Another illusion people in the U.S. have is about the status of women in Iraq. Showket married someone from the U.S. and came to live here in the late 50s. She recalls traveling to Baghdad to visit in 1958 and getting together with her female school friends-among them were a gynecologist, two dentists, two pharmacists and two research chemists. At the time, she was a stay-at-home mom, and felt slightly embarrassed. All of them had gone to the same neighborhood school together in Baghdad and all had gone to college for free in Iraq.

She also recalls that in those years the hijab or veil went completely out. “During the 40s and 50s, they were all thrown away,” she recalls. Her mother, who was educated in Quaker schools in Palestine, never wore a veil.

“Any Arab anywhere will tell you that the occupation of Palestine is the biggest problem in the Middle East. As long as people are living in [refugee] camps, since 1948, three generations, what kind of aspirations and hope can you have?” Arabs see it as a priority to settle that bit of horror, she said. Many people in the U.S. think that whatever Israel does, it’s OK. “How can everything Israel does be OK?”

“The reign of Saddam was a reign of terror and horror,” Showket says. Then came 1990, “the arrogant invasion of Kuwait by Saddam,” and the years of economic sanctions. “And now the Americans… Iraqis wonder to Americans, what did we ever do to you?”

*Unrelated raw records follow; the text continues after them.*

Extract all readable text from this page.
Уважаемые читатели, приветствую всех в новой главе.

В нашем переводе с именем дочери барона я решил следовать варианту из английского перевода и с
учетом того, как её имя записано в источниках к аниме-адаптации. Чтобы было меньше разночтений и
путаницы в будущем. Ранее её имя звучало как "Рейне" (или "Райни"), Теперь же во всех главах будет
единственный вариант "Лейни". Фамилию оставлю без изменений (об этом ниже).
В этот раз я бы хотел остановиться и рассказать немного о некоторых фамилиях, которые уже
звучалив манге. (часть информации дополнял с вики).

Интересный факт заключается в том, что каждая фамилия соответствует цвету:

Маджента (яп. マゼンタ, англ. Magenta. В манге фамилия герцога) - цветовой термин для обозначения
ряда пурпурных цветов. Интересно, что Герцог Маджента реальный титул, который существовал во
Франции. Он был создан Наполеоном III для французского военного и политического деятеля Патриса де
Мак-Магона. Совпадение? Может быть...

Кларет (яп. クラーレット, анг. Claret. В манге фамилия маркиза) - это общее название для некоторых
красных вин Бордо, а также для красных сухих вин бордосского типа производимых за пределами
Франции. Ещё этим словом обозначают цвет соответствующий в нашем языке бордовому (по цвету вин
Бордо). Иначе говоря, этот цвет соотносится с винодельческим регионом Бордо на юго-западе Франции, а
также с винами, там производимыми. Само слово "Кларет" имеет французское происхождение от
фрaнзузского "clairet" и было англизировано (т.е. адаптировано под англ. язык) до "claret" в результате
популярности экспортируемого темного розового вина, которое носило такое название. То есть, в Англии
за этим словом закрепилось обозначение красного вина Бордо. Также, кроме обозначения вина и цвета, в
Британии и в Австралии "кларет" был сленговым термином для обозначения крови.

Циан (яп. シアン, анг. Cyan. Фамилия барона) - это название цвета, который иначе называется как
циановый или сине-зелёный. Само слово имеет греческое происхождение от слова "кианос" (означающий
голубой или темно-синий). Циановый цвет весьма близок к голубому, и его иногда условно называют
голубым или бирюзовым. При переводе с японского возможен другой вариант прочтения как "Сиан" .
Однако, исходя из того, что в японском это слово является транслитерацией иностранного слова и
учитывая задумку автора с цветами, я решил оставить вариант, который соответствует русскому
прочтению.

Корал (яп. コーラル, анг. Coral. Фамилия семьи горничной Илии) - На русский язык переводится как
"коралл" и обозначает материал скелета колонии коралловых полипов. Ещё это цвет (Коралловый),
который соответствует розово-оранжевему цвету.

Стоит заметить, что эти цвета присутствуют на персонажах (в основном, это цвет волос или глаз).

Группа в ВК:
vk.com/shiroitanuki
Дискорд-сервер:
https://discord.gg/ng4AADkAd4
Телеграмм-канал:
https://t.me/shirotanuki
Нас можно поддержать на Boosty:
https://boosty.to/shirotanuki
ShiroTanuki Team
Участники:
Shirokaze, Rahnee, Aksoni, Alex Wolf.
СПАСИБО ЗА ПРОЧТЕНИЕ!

Showket still hopes to go to Iraq. A bomb was dropped near her sister’s house by U.S. forces in the last two months, she said. An elderly neighbor was killed in the attack. She is in contact by phone. “It’s worse than you can imagine, anything you imagine, it’s worse. There is sewage in the street, the garbage doesn’t get picked up, the water is contaminated, electricity is limited to few hours a day, many houses are in total ruin.”

“I wept to see people lining up to vote. The bloody and the brave. Whole families saying we’re going to do this, even though it was hard to tell what you were voting for.”

But it felt like a step, perhaps, towards ending the occupation.